My surgeon was very strict with the Alter G protocol to follow. I started with 50% body weight for 20mins at just 10km/hr. This felt easy as my fitness was pretty good by now from the swim/bike/deep water running routine; that was a key part of this stage going so well. Over the next month I built the AlterG sessions up to 40 mins at 70% body weight including intervals, allowing me to build some speed and rhythm in. I had the luxury of having my husband and Physio accompany me and give me feedback on biomechanics and technique – it was like getting used to running on someone else’s foot! It felt very strange. I will be forever grateful to my sports physician for making access to an Alter G so available to me; not everyone has the luxury or the joy of this.
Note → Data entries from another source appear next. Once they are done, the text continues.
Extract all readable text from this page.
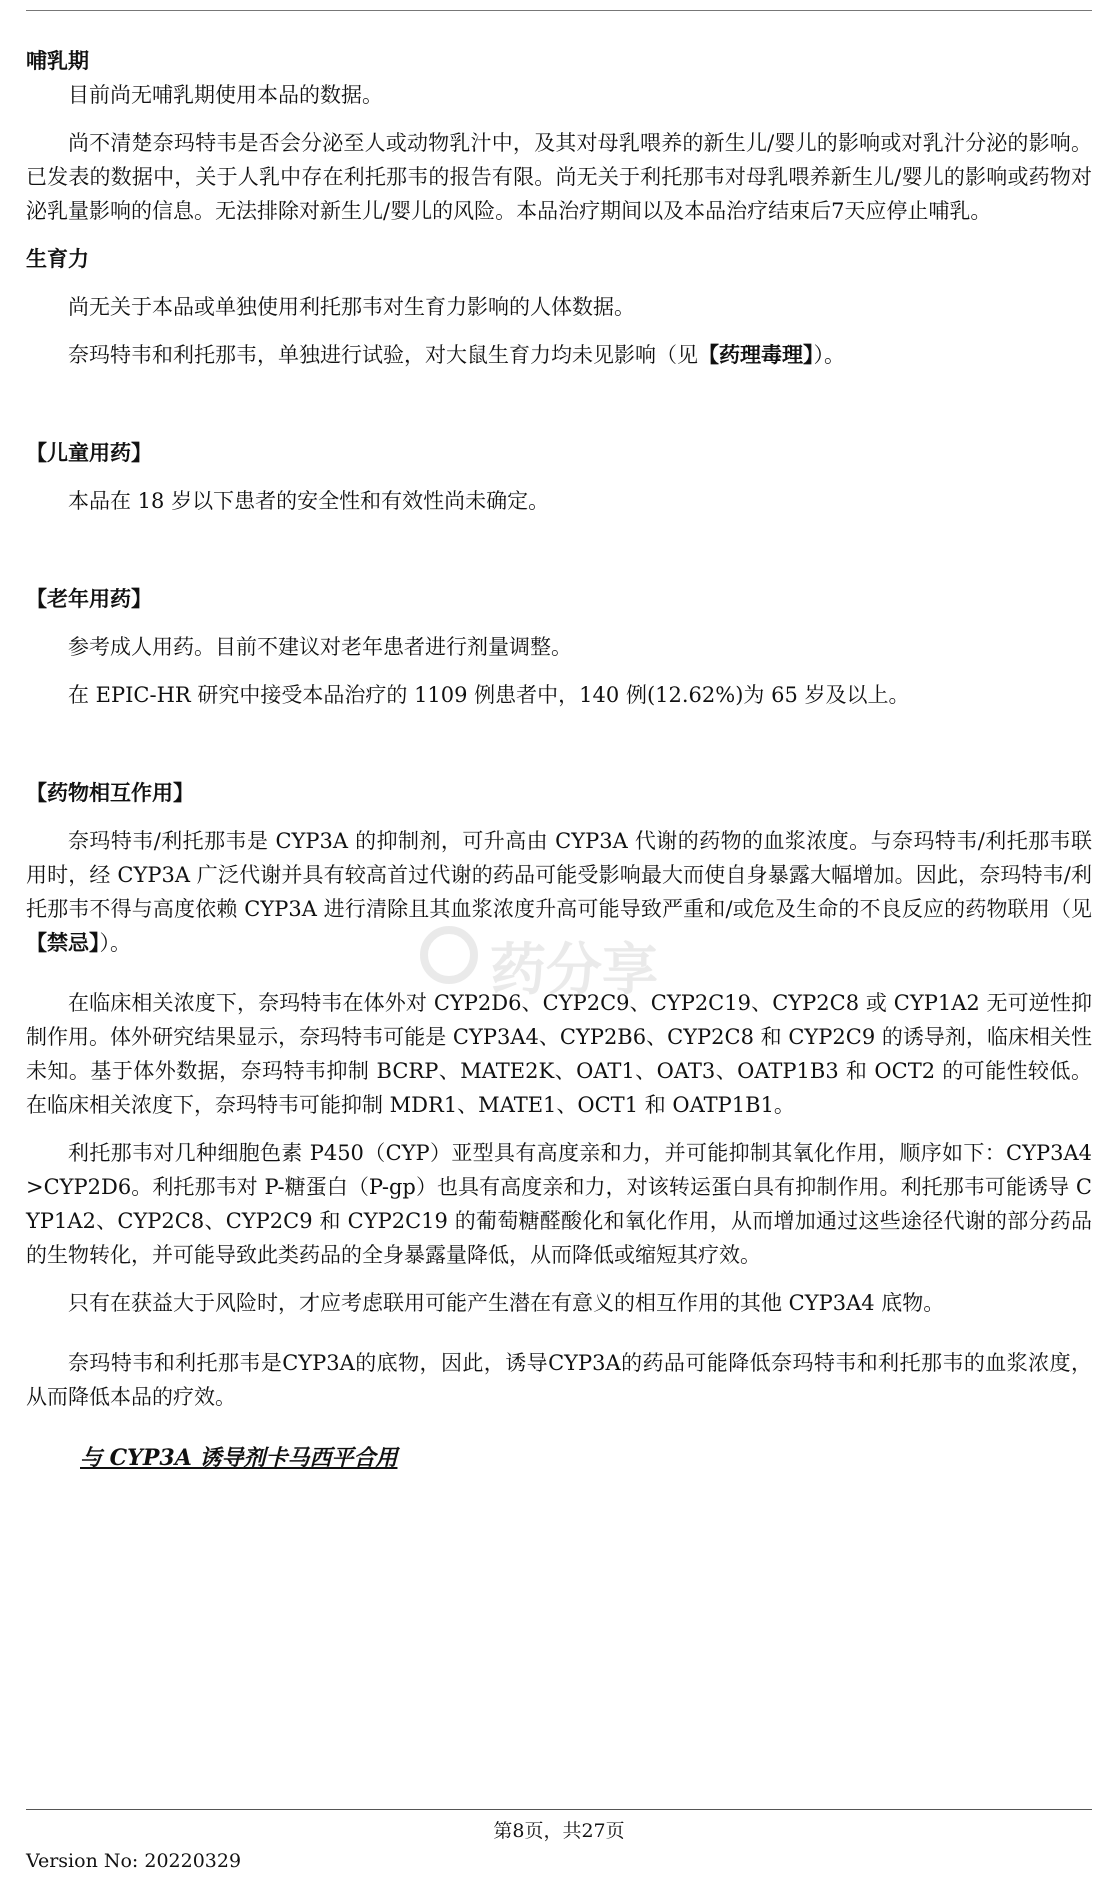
药分享
哺乳期

目前尚无哺乳期使用本品的数据。

尚不清楚奈玛特韦是否会分泌至人或动物乳汁中，及其对母乳喂养的新生儿/婴儿的影响或对乳汁分泌的影响。已发表的数据中，关于人乳中存在利托那韦的报告有限。尚无关于利托那韦对母乳喂养新生儿/婴儿的影响或药物对泌乳量影响的信息。无法排除对新生儿/婴儿的风险。本品治疗期间以及本品治疗结束后7天应停止哺乳。

生育力

尚无关于本品或单独使用利托那韦对生育力影响的人体数据。

奈玛特韦和利托那韦，单独进行试验，对大鼠生育力均未见影响（见【药理毒理】）。

【儿童用药】

本品在 18 岁以下患者的安全性和有效性尚未确定。

【老年用药】

参考成人用药。目前不建议对老年患者进行剂量调整。

在 EPIC-HR 研究中接受本品治疗的 1109 例患者中，140 例(12.62%)为 65 岁及以上。

【药物相互作用】

奈玛特韦/利托那韦是 CYP3A 的抑制剂，可升高由 CYP3A 代谢的药物的血浆浓度。与奈玛特韦/利托那韦联用时，经 CYP3A 广泛代谢并具有较高首过代谢的药品可能受影响最大而使自身暴露大幅增加。因此，奈玛特韦/利托那韦不得与高度依赖 CYP3A 进行清除且其血浆浓度升高可能导致严重和/或危及生命的不良反应的药物联用（见【禁忌】）。

在临床相关浓度下，奈玛特韦在体外对 CYP2D6、CYP2C9、CYP2C19、CYP2C8 或 CYP1A2 无可逆性抑制作用。体外研究结果显示，奈玛特韦可能是 CYP3A4、CYP2B6、CYP2C8 和 CYP2C9 的诱导剂，临床相关性未知。基于体外数据，奈玛特韦抑制 BCRP、MATE2K、OAT1、OAT3、OATP1B3 和 OCT2 的可能性较低。在临床相关浓度下，奈玛特韦可能抑制 MDR1、MATE1、OCT1 和 OATP1B1。

利托那韦对几种细胞色素 P450（CYP）亚型具有高度亲和力，并可能抑制其氧化作用，顺序如下：CYP3A4>CYP2D6。利托那韦对 P-糖蛋白（P-gp）也具有高度亲和力，对该转运蛋白具有抑制作用。利托那韦可能诱导 CYP1A2、CYP2C8、CYP2C9 和 CYP2C19 的葡萄糖醛酸化和氧化作用，从而增加通过这些途径代谢的部分药品的生物转化，并可能导致此类药品的全身暴露量降低，从而降低或缩短其疗效。

只有在获益大于风险时，才应考虑联用可能产生潜在有意义的相互作用的其他 CYP3A4 底物。

奈玛特韦和利托那韦是CYP3A的底物，因此，诱导CYP3A的药品可能降低奈玛特韦和利托那韦的血浆浓度，从而降低本品的疗效。

与 CYP3A 诱导剂卡马西平合用

第8页，共27页
Version No: 20220329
At 8 months I was given the green light to start my road running return program, which was also very conservative…it started with 30 minutes walking with 8 x 1 minute run throughout. But I was the happiest person on the planet! I kept up the Alter G sessions for a few more weeks just for my sanity more than anything else – it was still a novelty and better than drugs being able to push myself again (from a cardiovascular perspective), plus the fitness boost it gave me was invaluable and transferred beautifully onto road running.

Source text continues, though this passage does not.